She’s so there for me—but she’s also so not at the same time. My guards are up constantly, waiting for her to point out a flaw of mine so I can attack. But they’re also up because she admires me so much, I start to wonder if I’m even who I think I am.
My mother sees both her flaws and her potential strength in me—to the point that it conflicts her emotions toward me. She loves me, but she cannot force herself to be in love with me.
And so I have to let this go. I have to do this for me, and give myself another shoulder of my own to cry on—so I can move on and live the life I want. The one that includes her.

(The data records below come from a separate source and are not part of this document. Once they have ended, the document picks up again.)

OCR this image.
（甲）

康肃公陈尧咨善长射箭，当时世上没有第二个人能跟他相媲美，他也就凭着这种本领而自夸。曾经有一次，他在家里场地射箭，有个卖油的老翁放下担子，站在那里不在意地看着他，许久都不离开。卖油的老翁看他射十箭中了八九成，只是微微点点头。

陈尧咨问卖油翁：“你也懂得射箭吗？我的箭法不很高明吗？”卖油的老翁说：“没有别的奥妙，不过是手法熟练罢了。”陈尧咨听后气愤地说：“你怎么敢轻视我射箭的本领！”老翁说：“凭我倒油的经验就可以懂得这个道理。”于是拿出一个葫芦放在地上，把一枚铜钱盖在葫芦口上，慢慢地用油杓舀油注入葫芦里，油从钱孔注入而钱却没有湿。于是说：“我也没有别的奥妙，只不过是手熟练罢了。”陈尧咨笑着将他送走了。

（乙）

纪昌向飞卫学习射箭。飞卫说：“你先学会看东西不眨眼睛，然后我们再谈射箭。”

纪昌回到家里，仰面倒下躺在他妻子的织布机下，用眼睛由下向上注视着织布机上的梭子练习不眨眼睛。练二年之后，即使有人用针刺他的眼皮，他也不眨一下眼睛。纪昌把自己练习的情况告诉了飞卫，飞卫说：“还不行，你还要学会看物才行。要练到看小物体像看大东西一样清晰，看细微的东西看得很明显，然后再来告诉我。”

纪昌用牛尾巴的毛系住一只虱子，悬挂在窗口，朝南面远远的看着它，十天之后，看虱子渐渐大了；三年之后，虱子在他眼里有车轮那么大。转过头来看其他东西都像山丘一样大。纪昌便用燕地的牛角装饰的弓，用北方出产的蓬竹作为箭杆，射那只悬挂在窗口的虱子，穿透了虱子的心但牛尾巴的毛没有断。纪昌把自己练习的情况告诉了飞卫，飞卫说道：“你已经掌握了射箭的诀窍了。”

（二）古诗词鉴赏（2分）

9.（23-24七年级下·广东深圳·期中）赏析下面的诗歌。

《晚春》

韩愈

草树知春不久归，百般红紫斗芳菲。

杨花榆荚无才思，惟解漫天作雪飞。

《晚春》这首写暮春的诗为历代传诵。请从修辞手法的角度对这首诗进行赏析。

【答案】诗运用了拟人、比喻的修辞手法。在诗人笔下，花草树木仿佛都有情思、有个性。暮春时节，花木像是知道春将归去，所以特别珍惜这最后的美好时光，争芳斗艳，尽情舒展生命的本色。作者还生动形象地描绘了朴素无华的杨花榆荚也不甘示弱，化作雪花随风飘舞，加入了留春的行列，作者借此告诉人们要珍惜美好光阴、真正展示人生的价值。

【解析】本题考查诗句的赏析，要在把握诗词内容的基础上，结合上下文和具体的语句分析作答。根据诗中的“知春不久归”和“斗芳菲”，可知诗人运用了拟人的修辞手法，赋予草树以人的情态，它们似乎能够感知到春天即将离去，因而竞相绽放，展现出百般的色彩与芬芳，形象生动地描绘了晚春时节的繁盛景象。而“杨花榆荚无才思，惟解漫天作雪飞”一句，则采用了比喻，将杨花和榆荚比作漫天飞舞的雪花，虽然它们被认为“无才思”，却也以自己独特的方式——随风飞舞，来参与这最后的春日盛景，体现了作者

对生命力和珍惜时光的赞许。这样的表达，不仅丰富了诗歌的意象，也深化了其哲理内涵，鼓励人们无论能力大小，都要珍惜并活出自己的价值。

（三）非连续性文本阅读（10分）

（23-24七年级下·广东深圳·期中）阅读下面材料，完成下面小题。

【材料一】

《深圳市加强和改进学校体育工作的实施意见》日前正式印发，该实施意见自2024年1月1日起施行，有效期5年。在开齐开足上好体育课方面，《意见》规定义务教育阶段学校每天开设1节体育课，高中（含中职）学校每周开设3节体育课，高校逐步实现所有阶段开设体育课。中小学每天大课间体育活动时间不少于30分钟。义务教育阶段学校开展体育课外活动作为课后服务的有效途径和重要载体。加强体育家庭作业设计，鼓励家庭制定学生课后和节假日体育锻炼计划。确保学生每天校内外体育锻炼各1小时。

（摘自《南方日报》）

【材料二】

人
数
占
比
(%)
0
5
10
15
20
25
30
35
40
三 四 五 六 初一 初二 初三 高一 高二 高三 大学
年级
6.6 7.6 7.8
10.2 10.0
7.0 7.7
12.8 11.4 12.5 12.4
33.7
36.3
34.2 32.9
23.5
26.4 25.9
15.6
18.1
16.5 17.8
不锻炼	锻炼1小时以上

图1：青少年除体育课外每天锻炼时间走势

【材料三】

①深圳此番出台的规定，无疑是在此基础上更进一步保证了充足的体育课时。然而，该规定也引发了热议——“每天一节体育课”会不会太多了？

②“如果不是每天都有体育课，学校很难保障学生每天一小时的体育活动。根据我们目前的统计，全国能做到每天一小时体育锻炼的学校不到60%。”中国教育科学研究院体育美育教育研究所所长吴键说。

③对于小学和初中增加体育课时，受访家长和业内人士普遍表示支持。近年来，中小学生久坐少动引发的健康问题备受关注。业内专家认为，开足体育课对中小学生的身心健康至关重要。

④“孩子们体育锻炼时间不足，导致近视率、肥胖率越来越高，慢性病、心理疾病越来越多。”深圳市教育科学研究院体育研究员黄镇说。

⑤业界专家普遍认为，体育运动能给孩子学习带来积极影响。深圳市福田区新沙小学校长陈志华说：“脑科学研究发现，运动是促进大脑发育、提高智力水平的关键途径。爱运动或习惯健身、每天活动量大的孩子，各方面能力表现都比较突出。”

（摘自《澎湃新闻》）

I no longer aim for deep friendship. I just want peace from her. And for that, I have to give peace too. So I will. I don’t care how many times I have to swallow the truth, close my ears, or pretend she’s doing the right thing. I’m just going to be there, like I’m supposed to.
Grey areas are one of the things I haven’t learned how to deal with. I love my mother to the point I want to go back in time and ask her family to treat her right and protect her from them—but I also hate her to the point I wish I wasn’t born to feel this way. I could never not feel these emotions at once. They say with time, you’re going to have to learn how to forgive.
Maybe I will, maybe not. All I know is that time is never going to wipe these scars from my soul. And I’m going to have to live with this until the day I die—and just learn to be a better person from it.
Damage is damage, and we can never reverse it.